Created attachment 33409 [details]
For the attached testcase (from GHC) PRE blows up memory and compile-time wise
at -O2, -O2 -fno-tree-pre and -O1 are fine.
Usual suspect is AVAIL_OUT which was only eliminated for FRE.
Date: Fri Aug 29 12:39:50 2014
New Revision: 214727
2014-08-29 Richard Biener <firstname.lastname@example.org>
* tree-ssa-pre.c (sorted_array_from_bitmap_set): Reserve
exactly the vector size needed and use quick_push.
(phi_translate_1): Adjust comment.
(valid_in_sets): Remove block argument and remove pointless
checking of NAMEs.
(dependent_clean): Adjust for removal of block argument.
As said in the mail for the just applied patch:
"The second patch (once done) will refactor insertion phase
to do a dominator walk similar to what elimination does
computing AVAIL_OUT on-the-fly (and only keeping it live
for a single block). It's a bit more complicated than
for elimination as insertion looks at a block and all its
predecessors, it's also a bit more costly as we iterate
insertion. It's also more costly because computing
AVAIL_OUT on-the-fly requires looking at all statements
which insertion currently doesn't do at all.
So I've not yet settled on a final idea how to best re-factor it,
eventually insertion and elimination can be merged (and then
Ideas welcome ;)"
So what remains is insertion computing whether a value is available on some
predecessor (partial redundancy) or all (full redundancy) which needs AVAIL_OUT
for the predecessors and the immediate dominator.
Then the actual insertion code needs to lookup leaders for expression operands
it wants to insert. I think this part can be easily delayed until eliminate
if we store all necessary information in some new data structure.
The first part is harder - especially as it is that what needs to be iterated
(with taking into account newly inserted stuff). One could imagine
iterating over sucessors of a block (and immediate dominated-bys) and compute
"candidate" sets, both pruning and extending it during the iteration.
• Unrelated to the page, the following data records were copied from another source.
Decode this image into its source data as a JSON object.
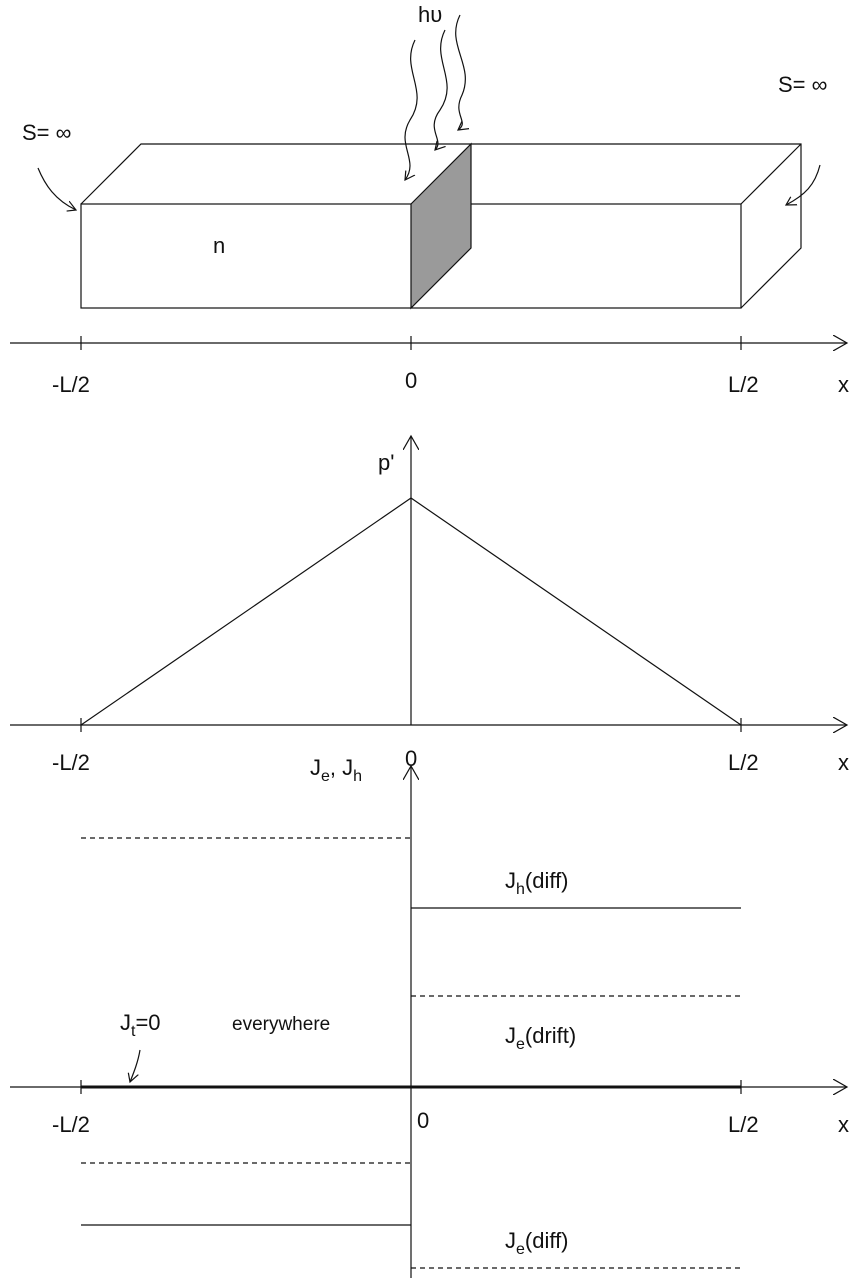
{
  "top_panel": {
    "photon": "hυ",
    "surface_left": "S= ∞",
    "surface_right": "S= ∞",
    "region": "n",
    "axis": {
      "left": "-L/2",
      "origin": "0",
      "right": "L/2",
      "var": "x"
    }
  },
  "middle_panel": {
    "y_label": "p'",
    "axis": {
      "left": "-L/2",
      "origin": "0",
      "right": "L/2",
      "var": "x"
    }
  },
  "bottom_panel": {
    "y_label": {
      "j1": "J",
      "sub1": "e",
      "sep": ", J",
      "sub2": "h"
    },
    "axis": {
      "left": "-L/2",
      "origin": "0",
      "right": "L/2",
      "var": "x"
    },
    "hole_diff": {
      "base": "J",
      "sub": "h",
      "rest": "(diff)"
    },
    "electron_drift": {
      "base": "J",
      "sub": "e",
      "rest": "(drift)"
    },
    "total": {
      "base": "J",
      "sub": "t",
      "rest": "=0",
      "note": "everywhere"
    },
    "electron_diff": {
      "base": "J",
      "sub": "e",
      "rest": "(diff)"
    }
  }
}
Btw, the testcase is absymally slow in compiling even with -O1 if you enable
glibc memory checking with both(!) MALLOC_CHECK_=3 and MALLOC_PERTURB_=69
I have no idea why... (constant overhead seems to be on the order of a
factor of tree for pure malloc/free/realloc workload, but compiling
the testcase goes from 30s to infinity - aborted after an hour).
We certainly do some stupid reallocs (c.f. vec::safe_grow[_cleared]
doing a reserve_exact and thus some vectors grow element-by-element).